The Glazers treat a microphone or TV camera like United fans do for Liverpool or Manchester City: as a fierce enemy. No member of the family has given a press conference or interview during his 18-year tenure. Ratcliffe has arrived on a ticket, in part, to be the local boy to round it out (Failsworth, where he was born, is near Newton Heath, the birthplace of United) so if he is as quiet as the Americans it will be this: a) poor PR; and b) just poor. Football fans can be classed as the most loyal citizens of any society but even the faith of United enthusiasts has been stretched by the frosty relationship created by the Glazers’ stance on communication. Ratcliffe therefore decided to remedy this by opening a regular line and keeping his supporters.

Ensuring a working relationship with the Glazers

Paying an exorbitant £1.3bn for his 25% gives Ratcliffe a large element of control but the Glazers are still majority owners.
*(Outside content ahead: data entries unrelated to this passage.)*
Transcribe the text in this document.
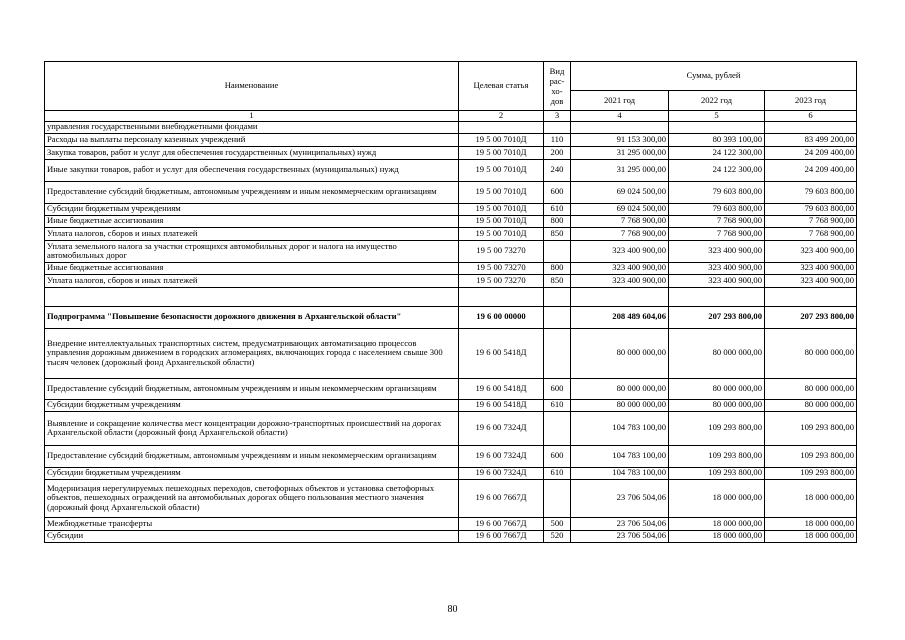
Наименование	Целевая статья	Вид рас-хо-дов	Сумма, рублей		
			2021 год	2022 год	2023 год
1	2	3	4	5	6
управления государственными внебюджетными фондами					
Расходы на выплаты персоналу казенных учреждений	19 5 00 7010Д	110	91 153 300,00	80 393 100,00	83 499 200,00
Закупка товаров, работ и услуг для обеспечения государственных (муниципальных) нужд	19 5 00 7010Д	200	31 295 000,00	24 122 300,00	24 209 400,00
Иные закупки товаров, работ и услуг для обеспечения государственных (муниципальных) нужд	19 5 00 7010Д	240	31 295 000,00	24 122 300,00	24 209 400,00
Предоставление субсидий бюджетным, автономным учреждениям и иным некоммерческим организациям	19 5 00 7010Д	600	69 024 500,00	79 603 800,00	79 603 800,00
Субсидии бюджетным учреждениям	19 5 00 7010Д	610	69 024 500,00	79 603 800,00	79 603 800,00
Иные бюджетные ассигнования	19 5 00 7010Д	800	7 768 900,00	7 768 900,00	7 768 900,00
Уплата налогов, сборов и иных платежей	19 5 00 7010Д	850	7 768 900,00	7 768 900,00	7 768 900,00
Уплата земельного налога за участки строящихся автомобильных дорог и налога на имущество автомобильных дорог	19 5 00 73270		323 400 900,00	323 400 900,00	323 400 900,00
Иные бюджетные ассигнования	19 5 00 73270	800	323 400 900,00	323 400 900,00	323 400 900,00
Уплата налогов, сборов и иных платежей	19 5 00 73270	850	323 400 900,00	323 400 900,00	323 400 900,00

Подпрограмма "Повышение безопасности дорожного движения в Архангельской области"	19 6 00 00000		208 489 604,06	207 293 800,00	207 293 800,00
Внедрение интеллектуальных транспортных систем, предусматривающих автоматизацию процессов управления дорожным движением в городских агломерациях, включающих города с населением свыше 300 тысяч человек (дорожный фонд Архангельской области)	19 6 00 5418Д		80 000 000,00	80 000 000,00	80 000 000,00
Предоставление субсидий бюджетным, автономным учреждениям и иным некоммерческим организациям	19 6 00 5418Д	600	80 000 000,00	80 000 000,00	80 000 000,00
Субсидии бюджетным учреждениям	19 6 00 5418Д	610	80 000 000,00	80 000 000,00	80 000 000,00
Выявление и сокращение количества мест концентрации дорожно-транспортных происшествий на дорогах Архангельской области (дорожный фонд Архангельской области)	19 6 00 7324Д		104 783 100,00	109 293 800,00	109 293 800,00
Предоставление субсидий бюджетным, автономным учреждениям и иным некоммерческим организациям	19 6 00 7324Д	600	104 783 100,00	109 293 800,00	109 293 800,00
Субсидии бюджетным учреждениям	19 6 00 7324Д	610	104 783 100,00	109 293 800,00	109 293 800,00
Модернизация нерегулируемых пешеходных переходов, светофорных объектов и установка светофорных объектов, пешеходных ограждений на автомобильных дорогах общего пользования местного значения (дорожный фонд Архангельской области)	19 6 00 7667Д		23 706 504,06	18 000 000,00	18 000 000,00
Межбюджетные трансферты	19 6 00 7667Д	500	23 706 504,06	18 000 000,00	18 000 000,00
Субсидии	19 6 00 7667Д	520	23 706 504,06	18 000 000,00	18 000 000,00
80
The 71-year-old oversees football policy but these are not in a vacuum as the commercial side interferes with this and vice versa. Ratcliffe accepts that Manchester United have an impressive revenue-driven model that makes the club look like a cash machine but he does not appreciate how the money generated is invested – mainly in the squad. What happens then, for example, if Ten Hag want a new midfield ace, Ratcliffe agrees but the Glazers cite a downturn in income and therefore seek to block the signing?